- Location: Kouyape, Far North Region, Cameroon
- Date: September 1, 2020 1:00 AM (West Africa Time, UTC+01:00)
- Deaths: 7 (including two Boko Haram fighters)
- Injured: 14
- Perpetrator: Boko Haram

= Kouyape attack =

2020 attack on IDP camp in Cameroon

On September 1, 2020, Boko Haram attacked an IDP camp in Kouyape, Far North Region, Cameroon, killing seven people and injuring fourteen others.

== Background ==
On August 1, 2020, Boko Haram militants attacked an IDP camp in Nguetchewe, also in Cameroon's Far North Region. The attack killed 19 people, mostly refugees, and many residents of the camp subsequently fled Nguetchewe due to fears about their safety.

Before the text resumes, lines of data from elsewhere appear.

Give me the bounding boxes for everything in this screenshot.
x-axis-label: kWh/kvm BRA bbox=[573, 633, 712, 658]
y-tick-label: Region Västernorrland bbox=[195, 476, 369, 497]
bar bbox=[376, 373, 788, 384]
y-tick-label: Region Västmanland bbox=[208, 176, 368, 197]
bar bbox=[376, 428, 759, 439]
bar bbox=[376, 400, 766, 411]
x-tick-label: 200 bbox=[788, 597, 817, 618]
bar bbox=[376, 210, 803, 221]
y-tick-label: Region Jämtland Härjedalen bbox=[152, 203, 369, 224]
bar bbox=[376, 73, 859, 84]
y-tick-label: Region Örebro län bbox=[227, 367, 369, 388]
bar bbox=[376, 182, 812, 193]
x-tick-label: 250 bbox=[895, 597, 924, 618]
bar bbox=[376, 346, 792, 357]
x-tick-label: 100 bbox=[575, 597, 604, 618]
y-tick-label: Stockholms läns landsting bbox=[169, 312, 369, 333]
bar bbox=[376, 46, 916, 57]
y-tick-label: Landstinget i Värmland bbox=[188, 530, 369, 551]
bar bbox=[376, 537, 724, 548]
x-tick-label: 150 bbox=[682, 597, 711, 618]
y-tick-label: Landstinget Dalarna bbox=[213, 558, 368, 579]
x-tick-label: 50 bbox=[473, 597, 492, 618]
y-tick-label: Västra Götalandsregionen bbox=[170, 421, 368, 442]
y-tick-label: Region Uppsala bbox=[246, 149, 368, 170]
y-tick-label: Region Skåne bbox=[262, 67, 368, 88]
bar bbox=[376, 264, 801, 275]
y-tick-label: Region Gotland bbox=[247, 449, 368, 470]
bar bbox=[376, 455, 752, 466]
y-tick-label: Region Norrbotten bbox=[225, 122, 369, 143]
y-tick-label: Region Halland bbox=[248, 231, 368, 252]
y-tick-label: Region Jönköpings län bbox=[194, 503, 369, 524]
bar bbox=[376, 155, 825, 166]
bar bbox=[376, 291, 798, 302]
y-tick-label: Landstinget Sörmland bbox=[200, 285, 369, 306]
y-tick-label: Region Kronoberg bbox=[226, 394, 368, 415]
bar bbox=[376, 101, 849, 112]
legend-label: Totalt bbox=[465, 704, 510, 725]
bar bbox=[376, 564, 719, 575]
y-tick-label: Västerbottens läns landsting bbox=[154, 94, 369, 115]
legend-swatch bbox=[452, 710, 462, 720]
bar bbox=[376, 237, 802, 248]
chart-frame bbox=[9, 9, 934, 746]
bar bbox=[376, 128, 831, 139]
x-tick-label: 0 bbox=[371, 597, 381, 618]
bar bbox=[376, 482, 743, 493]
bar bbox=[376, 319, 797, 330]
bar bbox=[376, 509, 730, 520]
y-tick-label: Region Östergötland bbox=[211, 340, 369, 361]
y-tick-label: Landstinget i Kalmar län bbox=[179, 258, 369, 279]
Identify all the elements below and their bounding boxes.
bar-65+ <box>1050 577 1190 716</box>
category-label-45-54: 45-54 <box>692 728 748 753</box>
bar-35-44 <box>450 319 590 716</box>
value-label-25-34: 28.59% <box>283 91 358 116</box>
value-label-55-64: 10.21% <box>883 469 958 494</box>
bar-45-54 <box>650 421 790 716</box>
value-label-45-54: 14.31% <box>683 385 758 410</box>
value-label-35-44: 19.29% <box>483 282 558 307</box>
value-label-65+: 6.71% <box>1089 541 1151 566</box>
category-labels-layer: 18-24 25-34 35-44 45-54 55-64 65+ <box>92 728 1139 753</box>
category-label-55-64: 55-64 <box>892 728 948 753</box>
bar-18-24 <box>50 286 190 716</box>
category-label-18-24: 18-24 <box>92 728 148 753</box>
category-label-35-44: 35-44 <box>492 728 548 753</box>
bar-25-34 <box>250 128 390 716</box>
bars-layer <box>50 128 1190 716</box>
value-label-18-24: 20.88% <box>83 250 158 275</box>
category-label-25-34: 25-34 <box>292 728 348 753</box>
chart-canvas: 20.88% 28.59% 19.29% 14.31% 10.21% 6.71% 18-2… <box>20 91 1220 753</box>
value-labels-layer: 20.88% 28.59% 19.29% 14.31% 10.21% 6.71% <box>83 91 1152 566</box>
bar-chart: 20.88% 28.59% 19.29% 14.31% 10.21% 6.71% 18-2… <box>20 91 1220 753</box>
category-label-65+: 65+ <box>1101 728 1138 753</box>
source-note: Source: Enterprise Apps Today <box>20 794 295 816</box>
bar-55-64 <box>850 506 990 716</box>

Some of the refugees made their way to the refugee camps in Kouyape, near the town of Goldavi in Far North.

== Attack ==
Around 1,200 people were present in the village of Kouyape and the surrounding camps at the time of the attack. At 1:00 AM on September 1, around 100 Boko Haram fighters launched an incursion into the village. A vigilante present in Kouyape alerted the Cameroonian Rapid Intervention Brigade (BIR) of the attack, and BIR soldiers counter-attacked quickly. As Boko Haram withdrew from the village, a suicide bomber detonated his explosives, killing himself and four other people. Seven people were also injured in the attack.

Two Boko Haram fighters were killed during the attack, including the suicide bomber and a fighter killed by BIR. The death toll later rose to seven killed, in addition to the 14 people injured.